Melrose entered Boring’s with his brain churned to butter. Even so, he reckoned that what he’d been given was the larger picture, brush stroke by heavy brush stroke. Imagine the two of them, Trueblood and Ickley, able to dole out details of Brunelleschi’s construction of the dome, tile after tile, brick after brick, herringboned in place to be self-supporting. Melrose felt anything but self-supporting. Dinner, bookended by Florence enthusiasts, by Firenze fanatics. He’d be squashed to pesto sauce, stuffed into tortellini, grated with pecorino. At least if Trueblood was running around Florence on his own, Melrose would be spared an hour or two of the contribution of Giorgio Vasari to art (Giorgio Armani being quite another matter).

Boring’s, Melrose was happy to see, had recovered from the shock of the murder of one of its members a year ago and had returned to its usual state of somnolence. Even the fly on the parchment lampshade, whose subdued golden light reflected off the polished mahogany of the convoluted staircase which scrolled around and around to a final landing Melrose could not see, and for all he knew, went through the ceiling and up to the heavens in a Boring’s meditation on Brunelleschi’s dome, the fly on the lampshade on the desk seemed incapable of movement and would sleep through any swatting.

It was irresistible, this sense of moving through a bed of treacle, and he felt his eyelids go heavy. He shook his head to clear it. For all he was aware of it, he might have been standing here for hours. Boring’s ran on its own time, Greenwich Mean not even in the equation. Probably, Melrose thought, Boring’s was at the heart of the modern mad science of chaos theory.

When still no one had come to attend to him, he wondered if his feet stuck in this treacle could propel him into the Members’ Room and there find both whiskey and assistance. And if he was going to fall asleep, he might as well do it in front of a crackling fire, drink in hand, seated in a comfortable, worn leather chair.

Trueblood had come to collect him at such a grisly gray morning hour, Melrose hadn’t even had time to read his newspaper. This was a ritual undertaken only to see if the world was still up, not to see what it was doing. Yet here were issues of all the dailies and Melrose had no desire to look at a single one. He felt rather than heard a person behind him. He turned to see Boring’s porter, Young Higgins. Young Higgins was not young, and Melrose declined assistance with his bag. In what was a genuine if somewhat atonal sort of greeting, Young Higgins told Melrose how glad he was to see him at Boring’s once again, and asked if he required anything. Melrose said he’d come down later for a drink, thanked Young Higgins and carried his own bag up the wide, softly carpeted stair.

The level of activity in the Members’ Room at seven P.M. had increased incrementally with preprandial conversations, the good mood induced both by whiskey and the knowledge that dinner would soon be served. There were a half dozen members sitting here, drinking or snoozing, and Melrose waved to Colonel Neame, who was always in the same chair by the fire, usually with his friend Major Champs.

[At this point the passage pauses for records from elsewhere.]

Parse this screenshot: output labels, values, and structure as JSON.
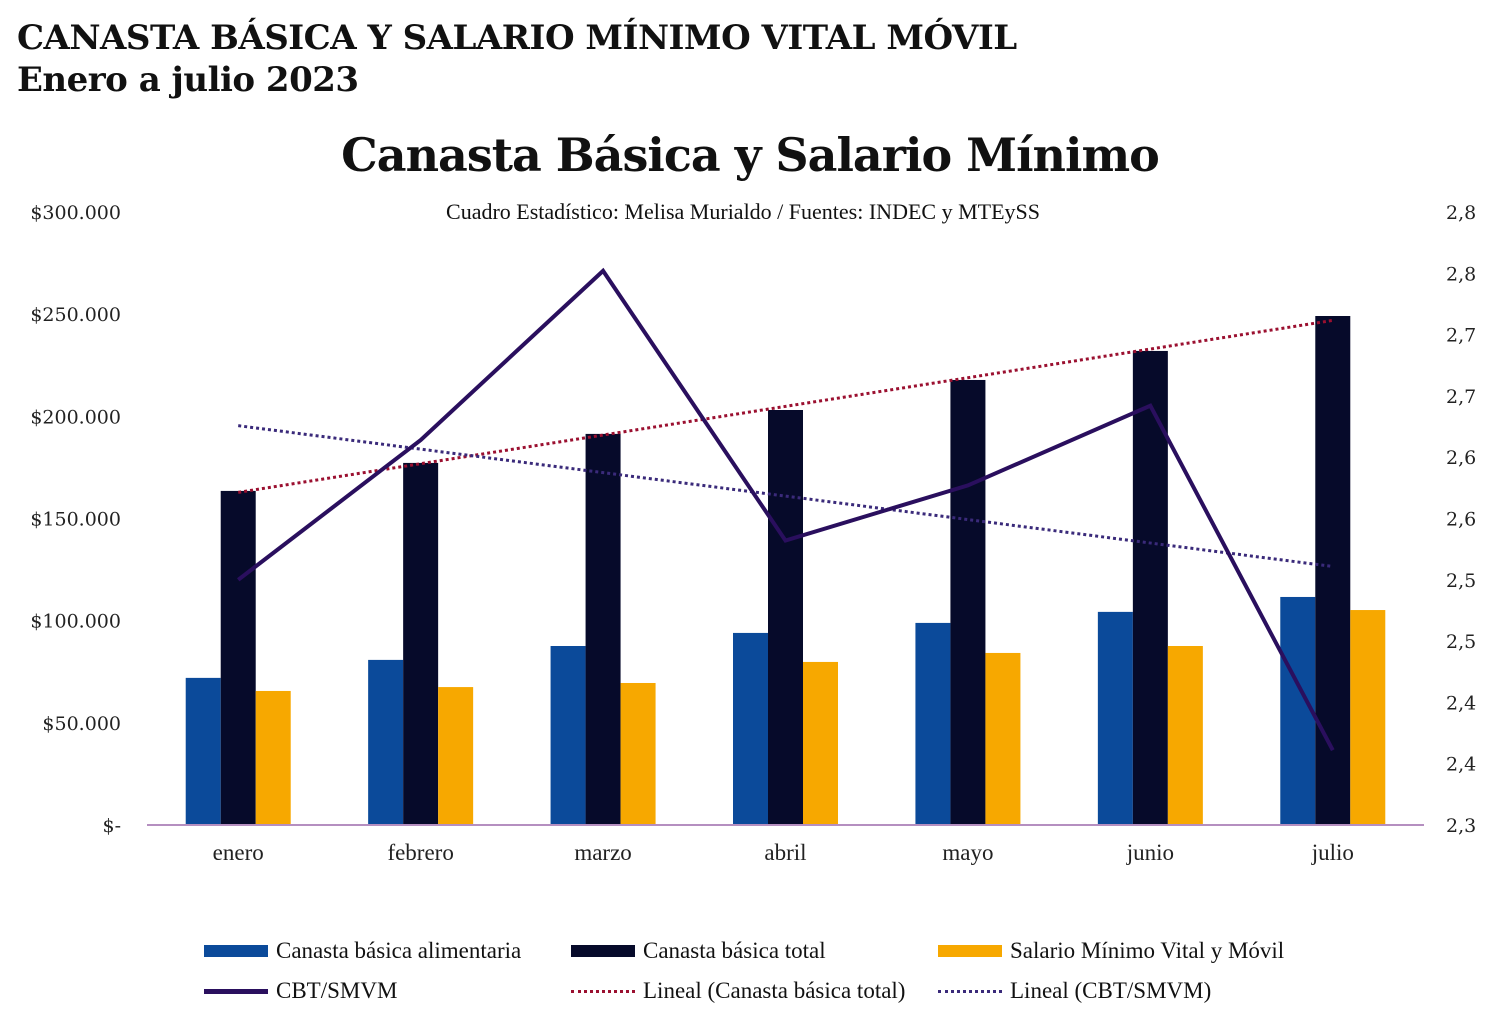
{
  "header": {
    "title": "CANASTA BÁSICA Y SALARIO MÍNIMO VITAL MÓVIL",
    "subtitle": "Enero a julio 2023"
  },
  "chart_data": {
    "type": "bar",
    "title": "Canasta Básica y Salario Mínimo",
    "subtitle": "Cuadro Estadístico: Melisa Murialdo / Fuentes: INDEC y MTEySS",
    "categories": [
      "enero",
      "febrero",
      "marzo",
      "abril",
      "mayo",
      "junio",
      "julio"
    ],
    "series": [
      {
        "name": "Canasta básica alimentaria",
        "kind": "bar",
        "axis": "left",
        "color": "#0b4a9a",
        "values": [
          72000,
          80800,
          87600,
          94000,
          98900,
          104300,
          111600
        ]
      },
      {
        "name": "Canasta básica total",
        "kind": "bar",
        "axis": "left",
        "color": "#060a2a",
        "values": [
          163500,
          177200,
          191400,
          203100,
          217800,
          232000,
          249100
        ]
      },
      {
        "name": "Salario Mínimo Vital y Móvil",
        "kind": "bar",
        "axis": "left",
        "color": "#f7a800",
        "values": [
          65600,
          67500,
          69500,
          79800,
          84200,
          87600,
          105200
        ]
      },
      {
        "name": "CBT/SMVM",
        "kind": "line",
        "axis": "right",
        "color": "#2a0f5e",
        "values": [
          2.5,
          2.614,
          2.752,
          2.532,
          2.577,
          2.642,
          2.361
        ]
      }
    ],
    "trendlines": [
      {
        "name": "Lineal (Canasta básica total)",
        "of": "Canasta básica total",
        "color": "#9b1030",
        "style": "dotted"
      },
      {
        "name": "Lineal (CBT/SMVM)",
        "of": "CBT/SMVM",
        "color": "#3a2a7a",
        "style": "dotted"
      }
    ],
    "left_axis": {
      "ylim": [
        0,
        300000
      ],
      "tick_labels": [
        "$300.000",
        "$250.000",
        "$200.000",
        "$150.000",
        "$100.000",
        "$50.000",
        "$-"
      ]
    },
    "right_axis": {
      "ylim": [
        2.3,
        2.8
      ],
      "tick_labels": [
        "2,8",
        "2,8",
        "2,7",
        "2,7",
        "2,6",
        "2,6",
        "2,5",
        "2,5",
        "2,4",
        "2,4",
        "2,3"
      ]
    },
    "grid": false,
    "legend": "bottom"
  }
}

Richard Jury and Melrose Plant were drinking a very fine malt whiskey, with their own conversation nose-diving into inconsequentiality: both were betting what would be on the menu. Melrose slapped down a five-pound note and said, “Starter: Windsor soup.”

Jury frowned. “Five pounds? Don’t be daft. I’m a public servant; I can’t afford to lose fifteen pounds, which is what it’d come to with three courses. Anyway, I was going to say Windsor soup, too.” He dug in his pocket for change, his lips moving silently, figuring. “One pound seventy, that’s closer.”